Embattled Venezuelan President to visit India soon

The Asian Age.  | Sridhar Krishnaswami

India, All India

Visit a year after PM Modi skipped NAM summit.

Venezuela's President Nicolas Maduro (Photo: AP)

New Delhi: At a time when India’s ties with the US are going from strength to strength, embattled Venezuelan President Nicolas Maduro — the pet hate of the United States — is all set to visit New Delhi for the International Solar Alliance (ISA) meeting in December, diplomatic sources in New Delhi have confirmed. The visit is expected to take place a year after Prime Minister Narendra Modi skipped the Non-Aligned Movement (NAM) Summit that took place in Venezuela’s Margarita Island in September last year.

India was represented there instead by the then vice-president Hamid Ansari. While the Indian Government had maintained last year that nothing much should be read into PM Modi’s absence, speculation was rife that this was because of India’s growing proximity to the US which recently described itself as India’s “reliable partner”. Plans for the Venezuelan Presidential visit are being firmed up in New Delhi even as India is set to welcome US secretary of state Rex Tillerson on Tuesday in New Delhi.

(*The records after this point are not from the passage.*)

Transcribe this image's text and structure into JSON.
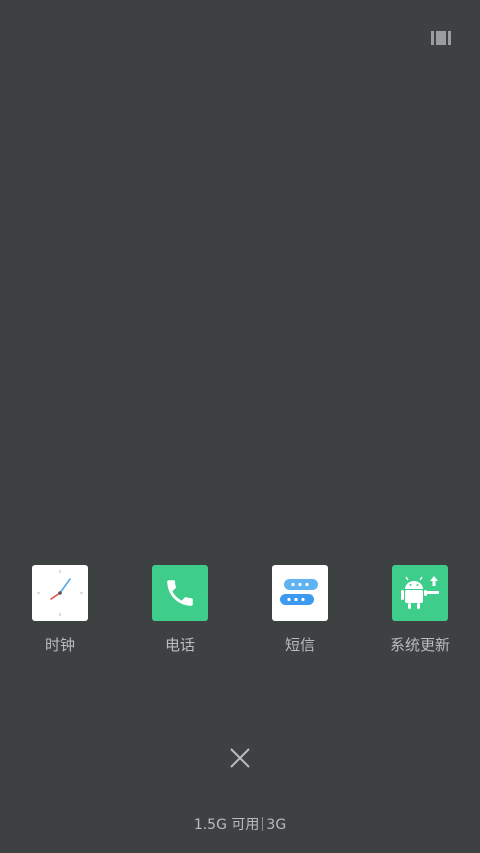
{
  "colors": {
    "background": "#3e4142",
    "label_text": "#b9bcbd",
    "green_icon_bg": "#3fcd8c",
    "white_icon_bg": "#ffffff",
    "message_bubble": "#3c9bf0"
  },
  "header": {
    "layout_toggle_icon": "layout-toggle-icon"
  },
  "recent_apps": [
    {
      "label": "时钟",
      "icon": "clock-icon"
    },
    {
      "label": "电话",
      "icon": "phone-icon"
    },
    {
      "label": "短信",
      "icon": "message-icon"
    },
    {
      "label": "系统更新",
      "icon": "android-update-icon"
    }
  ],
  "close_all": {
    "icon": "close-icon"
  },
  "memory": {
    "free_text": "1.5G 可用",
    "total_text": "3G"
  }
}
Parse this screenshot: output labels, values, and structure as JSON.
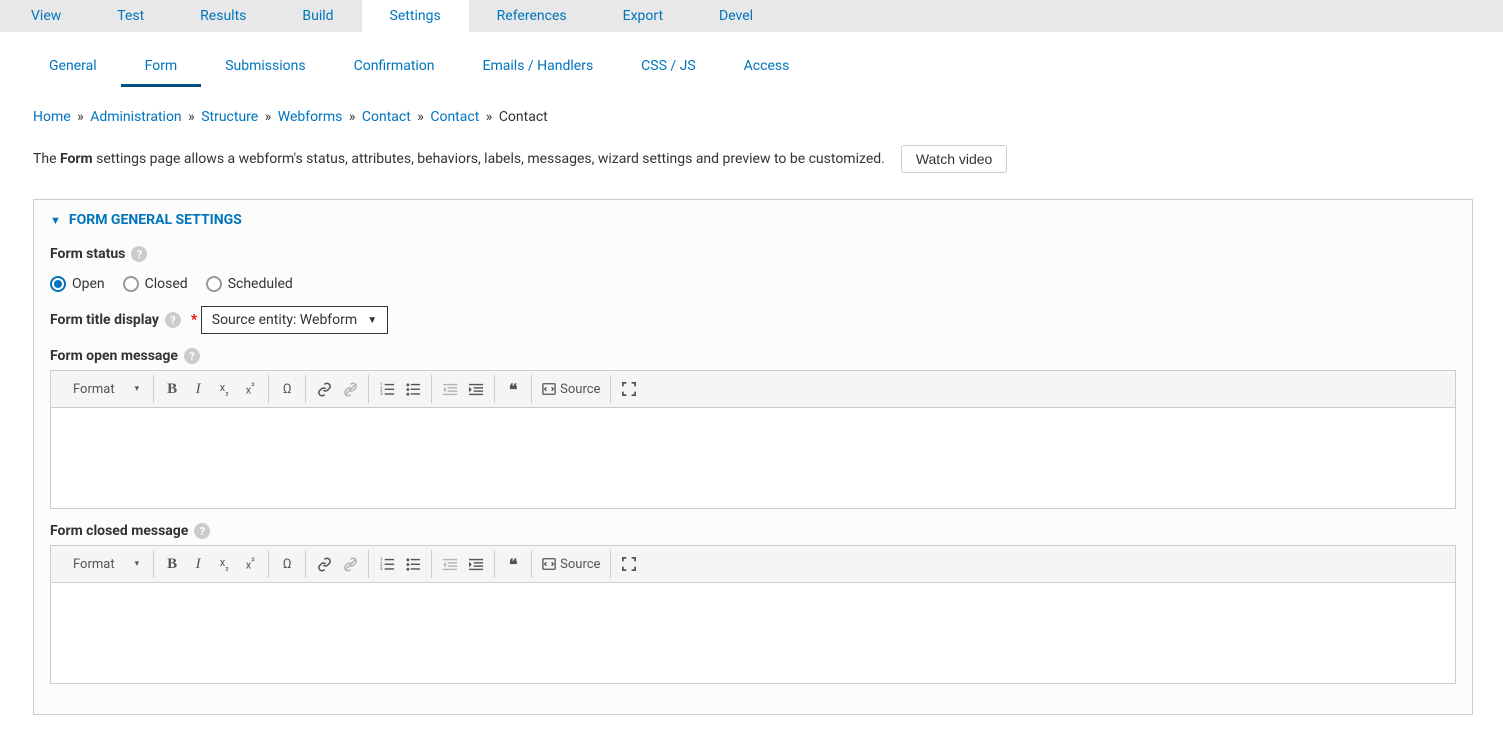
{
  "primary_tabs": {
    "items": [
      {
        "label": "View"
      },
      {
        "label": "Test"
      },
      {
        "label": "Results"
      },
      {
        "label": "Build"
      },
      {
        "label": "Settings",
        "active": true
      },
      {
        "label": "References"
      },
      {
        "label": "Export"
      },
      {
        "label": "Devel"
      }
    ]
  },
  "secondary_tabs": {
    "items": [
      {
        "label": "General"
      },
      {
        "label": "Form",
        "active": true
      },
      {
        "label": "Submissions"
      },
      {
        "label": "Confirmation"
      },
      {
        "label": "Emails / Handlers"
      },
      {
        "label": "CSS / JS"
      },
      {
        "label": "Access"
      }
    ]
  },
  "breadcrumb": {
    "items": [
      {
        "label": "Home",
        "link": true
      },
      {
        "label": "Administration",
        "link": true
      },
      {
        "label": "Structure",
        "link": true
      },
      {
        "label": "Webforms",
        "link": true
      },
      {
        "label": "Contact",
        "link": true
      },
      {
        "label": "Contact",
        "link": true
      },
      {
        "label": "Contact",
        "link": false
      }
    ],
    "sep": "»"
  },
  "description": {
    "prefix": "The ",
    "bold": "Form",
    "suffix": " settings page allows a webform's status, attributes, behaviors, labels, messages, wizard settings and preview to be customized."
  },
  "watch_video": "Watch video",
  "fieldset": {
    "title": "FORM GENERAL SETTINGS"
  },
  "form_status": {
    "label": "Form status",
    "options": [
      {
        "label": "Open",
        "checked": true
      },
      {
        "label": "Closed",
        "checked": false
      },
      {
        "label": "Scheduled",
        "checked": false
      }
    ]
  },
  "form_title_display": {
    "label": "Form title display",
    "value": "Source entity: Webform"
  },
  "form_open_message": {
    "label": "Form open message"
  },
  "form_closed_message": {
    "label": "Form closed message"
  },
  "editor": {
    "format": "Format",
    "source": "Source"
  },
  "help": "?"
}
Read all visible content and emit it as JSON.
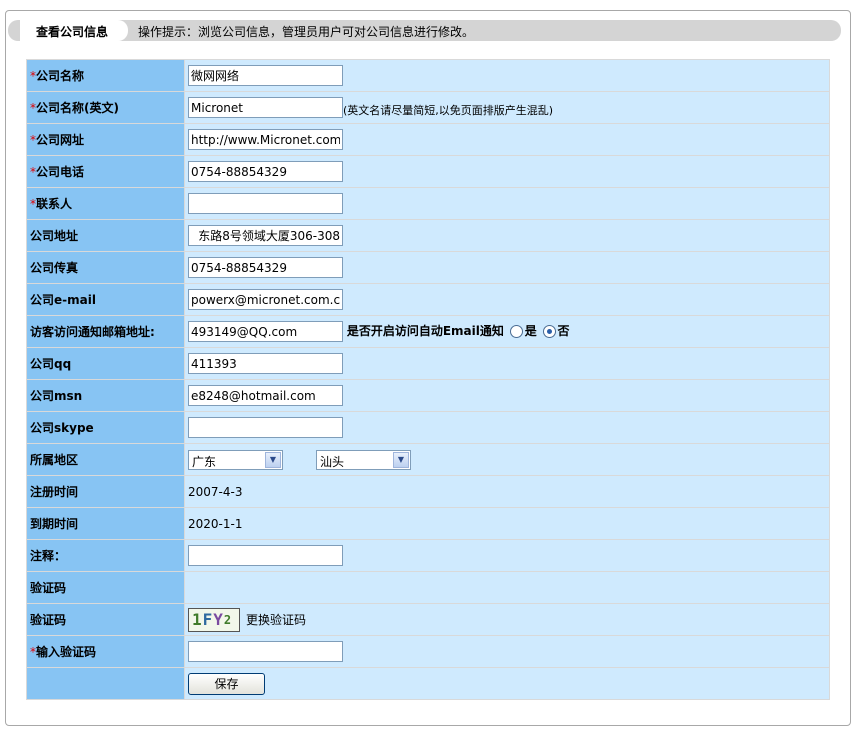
{
  "header": {
    "title": "查看公司信息",
    "tip": "操作提示：浏览公司信息，管理员用户可对公司信息进行修改。"
  },
  "required_mark": "*",
  "fields": {
    "company_name": {
      "label": "公司名称",
      "value": "微网网络"
    },
    "company_name_en": {
      "label": "公司名称(英文)",
      "value": "Micronet",
      "hint": "(英文名请尽量简短,以免页面排版产生混乱)"
    },
    "website": {
      "label": "公司网址",
      "value": "http://www.Micronet.com.c"
    },
    "phone": {
      "label": "公司电话",
      "value": "0754-88854329"
    },
    "contact": {
      "label": "联系人",
      "value": ""
    },
    "address": {
      "label": "公司地址",
      "value": "东路8号领域大厦306-308"
    },
    "fax": {
      "label": "公司传真",
      "value": "0754-88854329"
    },
    "email": {
      "label": "公司e-mail",
      "value": "powerx@micronet.com.cn"
    },
    "visitor_email": {
      "label": "访客访问通知邮箱地址:",
      "value": "493149@QQ.com",
      "auto_notify_question": "是否开启访问自动Email通知",
      "option_yes": "是",
      "option_no": "否",
      "selected": "否"
    },
    "qq": {
      "label": "公司qq",
      "value": "411393"
    },
    "msn": {
      "label": "公司msn",
      "value": "e8248@hotmail.com"
    },
    "skype": {
      "label": "公司skype",
      "value": ""
    },
    "region": {
      "label": "所属地区",
      "province": "广东",
      "city": "汕头"
    },
    "register_time": {
      "label": "注册时间",
      "value": "2007-4-3"
    },
    "expire_time": {
      "label": "到期时间",
      "value": "2020-1-1"
    },
    "remark": {
      "label": "注释：",
      "value": ""
    },
    "captcha_header": {
      "label": "验证码"
    },
    "captcha": {
      "label": "验证码",
      "image_text": "1FY2",
      "refresh_link": "更换验证码"
    },
    "captcha_input": {
      "label": "输入验证码",
      "value": ""
    }
  },
  "save_button": "保存",
  "colors": {
    "label_bg": "#87c4f3",
    "value_bg": "#cfeafe",
    "header_bar": "#d4d4d4",
    "required": "#e00000"
  }
}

“The visit of President Maduro has been more or less finalised. It will be a historic visit. He is eagerly looking forward to visiting India and holding talks with PM Modi,” diplomatic sources in New Delhi told this newspaper.

While Venezuela has realised that Indo-US ties have grown even stronger under the Modi Government, it is keen to build on the traditional solidarity that countries of the developing world have shared with each other. Venezuela is also aware of the important position that India enjoys in the developing world which explains President Maduro’s desire to visit New Delhi. The Venezuelan leadership has also been dwelling on the importance of oil exports from their country to energy-starved India and this is an important factor in ties between the two countries despite New Delhi’s proximity to Washington.

Ties between the Venezuelan leadership and the Trump Administration in the US have hit rock-bottom. The US accuses President Maduro of being a dictator and stifling dissent and democracy.